2017-06-19 09:35:04 | 日記
 ロビンソン・クルーソーが島のもっとも高い一点、より正確には、もっとも見晴らしのきく一点にとどまりつづけていたとしたら--慰めから、恐怖から、無知から、憧れから、その理由はともかくも--そのとき彼はいち早く、くたばっていただろう。ロビンソン・クルーソーは沖合いを通りかかるかもしれない船や、性能の悪い望遠鏡のことは考えず、島の調査にとりかかり、またそれをたのしんだ。そのため、いのちを永らえたし、理性的に当然の結果として、その身を発見されたのである。
 (カフカ「ロビンソン・クルーソー」(池内紀訳)


 さる国に連れ去られた日本人、ある人は帰国でき、ある人はできなかった。真偽のほどは定かではないが、帰国できなかった人は帰国の希望を捨てず、時に逃亡も企てたという。これに対して帰国できた人は、その国に家族と共に生きることを決断し、そのためにその国の体制に忠実に生きようとしたという。ある時、日本に一時的な帰国をさせる人間を選ぶ時が訪れた。選ばれたのは、一時帰国させても体制に反することはしないと見込まれた後者の人々であった。結果としてその一時帰国が最終的な帰国につながった。

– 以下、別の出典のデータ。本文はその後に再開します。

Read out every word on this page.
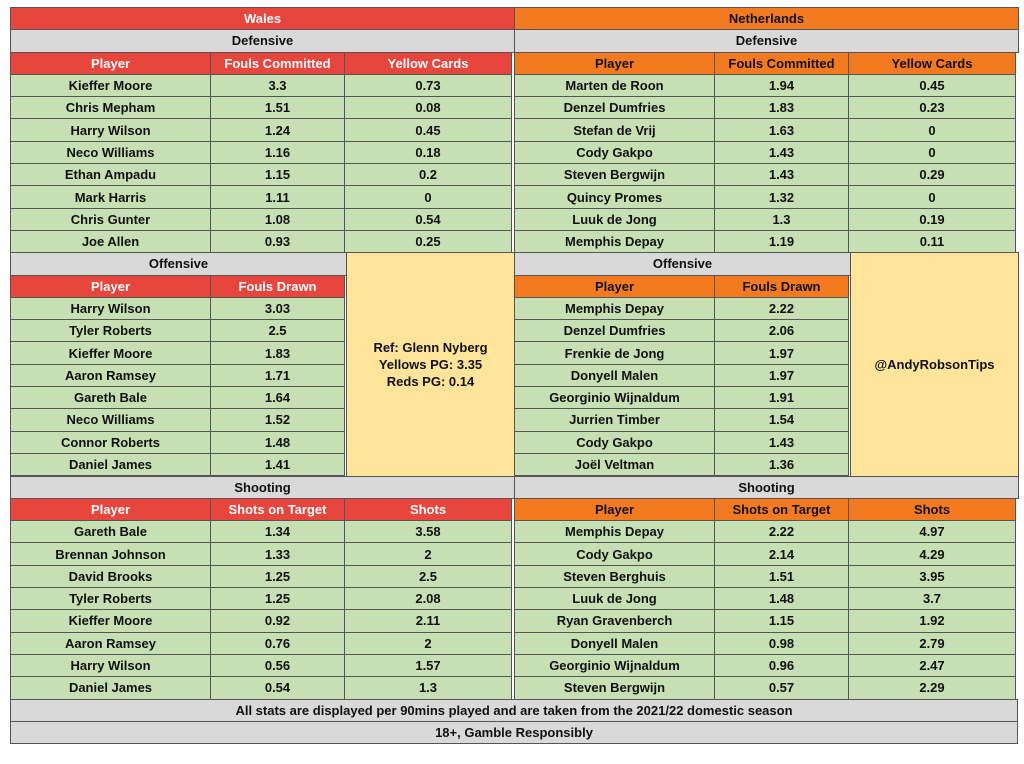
Wales
Defensive
Player	Fouls Committed	Yellow Cards
Kieffer Moore	3.3	0.73
Chris Mepham	1.51	0.08
Harry Wilson	1.24	0.45
Neco Williams	1.16	0.18
Ethan Ampadu	1.15	0.2
Mark Harris	1.11	0
Chris Gunter	1.08	0.54
Joe Allen	0.93	0.25
Offensive
Player	Fouls Drawn
Harry Wilson	3.03
Tyler Roberts	2.5
Kieffer Moore	1.83
Aaron Ramsey	1.71
Gareth Bale	1.64
Neco Williams	1.52
Connor Roberts	1.48
Daniel James	1.41
Ref: Glenn Nyberg
Yellows PG: 3.35
Reds PG: 0.14
Shooting
Player	Shots on Target	Shots
Gareth Bale	1.34	3.58
Brennan Johnson	1.33	2
David Brooks	1.25	2.5
Tyler Roberts	1.25	2.08
Kieffer Moore	0.92	2.11
Aaron Ramsey	0.76	2
Harry Wilson	0.56	1.57
Daniel James	0.54	1.3
Netherlands
Defensive
Player	Fouls Committed	Yellow Cards
Marten de Roon	1.94	0.45
Denzel Dumfries	1.83	0.23
Stefan de Vrij	1.63	0
Cody Gakpo	1.43	0
Steven Bergwijn	1.43	0.29
Quincy Promes	1.32	0
Luuk de Jong	1.3	0.19
Memphis Depay	1.19	0.11
Offensive
Player	Fouls Drawn
Memphis Depay	2.22
Denzel Dumfries	2.06
Frenkie de Jong	1.97
Donyell Malen	1.97
Georginio Wijnaldum	1.91
Jurrien Timber	1.54
Cody Gakpo	1.43
Joël Veltman	1.36
@AndyRobsonTips
Shooting
Player	Shots on Target	Shots
Memphis Depay	2.22	4.97
Cody Gakpo	2.14	4.29
Steven Berghuis	1.51	3.95
Luuk de Jong	1.48	3.7
Ryan Gravenberch	1.15	1.92
Donyell Malen	0.98	2.79
Georginio Wijnaldum	0.96	2.47
Steven Bergwijn	0.57	2.29
All stats are displayed per 90mins played and are taken from the 2021/22 domestic season
18+, Gamble Responsibly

 その境遇から逃れる希望を捨てなかった人が希望を果たせず、希望を捨てたがゆえに逃れることができた人がいた。これがその通りだとしたら、これほど悲しい逆説(パラドクス)はないだろう。
 社会科学において最も興味深いのは、社会におけるパラドクスを見つけ、それがなぜ生じるかを明らかにするような作品である。また、社会を複眼的にみるための要諦がパラドクスへの注目にあることは、苅谷剛彦『知的複眼思考法』の説く通りである。
 さて、カフカ描くところのロビンソン・クルーソーの行動は、このパラドクスを短いながら極めて鮮明に示している。ふつう島から脱出するために試みるようなことをせず、島の生活を楽しんだ(脱出のためにはそんなことをする暇はないだろう)がゆえにその身を発見された、というのである。
 と、一見この短い文章はパラドクスとは何かを説明する際に有用にみえるのだが、カフカは驚くべきことに、「理性的に当然の結果として」、ロビンソン・クルーソーは島から抜け出る道を得られたと書いている。
 つまり、ロビンソン・クルーソーの行動はカフカにとってパラドクスでも何でもない。それはなぜなのか。こう考え始めた時、すでにカフカの迷宮の中にいる。